Skeletal indicators do not show widespread sickness or starvation. These appear to have been healthy children from everyday households across the state.

A typical child burial laying on its back, with the legs flexed, after a ritualistic sacrifice at the huanchaquito-las llamas sacrificial site. Note the cloth on the head. The body was placed facing northwest, toward the ocean. Credit: PLoS ONE
A typical child burial laying on its back, with the legs flexed, after a ritualistic sacrifice at the huanchaquito-las llamas sacrificial site. Note the cloth on the head. The body was placed facing northwest, toward the ocean. Click image to enlarge. Credit: PLoS ONE

How their lives were taken

Careful lab work shows a consistent method. Many chests were opened. On the still-fusing breastbone pieces (sternebrae), researchers recorded clean, single cuts – precise slices made by skilled hands.

Ribs often splayed outward as if the chest was forcibly opened. The pattern repeats across the assemblage.

The camelid remains show the same pattern. Their sternums and ribs bear clean cuts, with occasional signs of throat slashing or blunt force to the head.

Most were very young – many less than nine months old – with wool colors ranging from light beige to dark brown.

Children and camelids appear to have been selected and treated in parallel, likely to offer vital parts – heart or blood – to powers believed to govern rain and order.

Ancient leaders and the weather

The Chimú built their authority on irrigation systems that tamed a desert coast. When heavy rains damage canals and wash out fields, leaders lose more than crops- they risk losing legitimacy.

The mud horizon and clustered dates fit a plain truth of this region: El Niño can rapidly disrupt society. In that window, the state scaled a ritual to match the emergency it faced.

Jars in the ground

Two ceramic jars and wooden paddles turned up near the northern edge of the sacrificial area. In Chimú art and at other sites, similar paddles stir large vats of chicha, a maize beer brewed for ceremonies.

One jar, modeled with a human face and Spondylus shells – a high-status ritual marker in the Andes – appears to have been ritually broken.
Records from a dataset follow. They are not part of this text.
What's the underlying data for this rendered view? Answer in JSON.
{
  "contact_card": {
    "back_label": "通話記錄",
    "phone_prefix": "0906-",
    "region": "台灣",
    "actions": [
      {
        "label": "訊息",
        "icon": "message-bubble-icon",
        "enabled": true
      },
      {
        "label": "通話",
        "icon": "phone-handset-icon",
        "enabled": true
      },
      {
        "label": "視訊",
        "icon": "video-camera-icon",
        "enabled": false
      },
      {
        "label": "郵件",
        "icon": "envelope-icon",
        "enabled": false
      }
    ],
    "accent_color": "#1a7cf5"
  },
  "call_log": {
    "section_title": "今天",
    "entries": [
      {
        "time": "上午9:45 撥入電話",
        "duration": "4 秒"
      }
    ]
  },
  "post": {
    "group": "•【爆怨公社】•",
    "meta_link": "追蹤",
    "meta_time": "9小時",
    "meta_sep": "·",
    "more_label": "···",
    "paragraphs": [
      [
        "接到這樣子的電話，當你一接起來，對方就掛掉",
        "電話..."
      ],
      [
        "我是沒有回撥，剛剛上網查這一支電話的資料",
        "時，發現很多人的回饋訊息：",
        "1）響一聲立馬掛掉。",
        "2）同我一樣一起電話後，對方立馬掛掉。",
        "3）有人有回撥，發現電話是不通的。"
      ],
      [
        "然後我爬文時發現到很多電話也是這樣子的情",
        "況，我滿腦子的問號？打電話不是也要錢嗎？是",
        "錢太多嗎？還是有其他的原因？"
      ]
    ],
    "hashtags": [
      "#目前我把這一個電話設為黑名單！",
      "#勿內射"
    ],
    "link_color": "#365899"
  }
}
These finds suggest the “before” moments: gathering, brewing, pouring, then were buried within a space of roughly 700 square meters (about 7,535 square feet).

Footprints matter here too. Tiny barefoot impressions mingle with adult sandal prints across the same slick mud surface. They read like a short, tragic procession frozen by chance and then sealed by shifting sand.

Lessons from child sacrifice rituals

Taken together, the evidence uncovered at Huanchaquito-Las Llamas marks the largest known child and camelid sacrifice in the Americas around AD 1450.

The synchronized burial layer, footprints in flood mud, clustered radiocarbon dates, standardized cut marks, and ritual equipment all point to a single centrally organized ceremony.

Children came from across Chimú territory, and the chosen camelids were young and varied in color, signaling deliberate choices at every turn.

The picture is stark, but the science is straightforward. Dating methods establish timing. Stratigraphy demonstrates sequence. Isotopes sketch diet and origin.

Bone analysis documents technique. Each line adds context to a decision made when everything felt out of control.

Weather shocks do not just hit crops; they strain systems of belief and power. This site records leaders turning to the strongest ritual within their worldview when floods threatened the foundations of daily life.

The ground at Huanchaquito-Las Llamas preserves that choice in footprints, bones, and jars – evidence as plain as a diary entry written in sand and mud.

The full study was published in the journal PLoS One.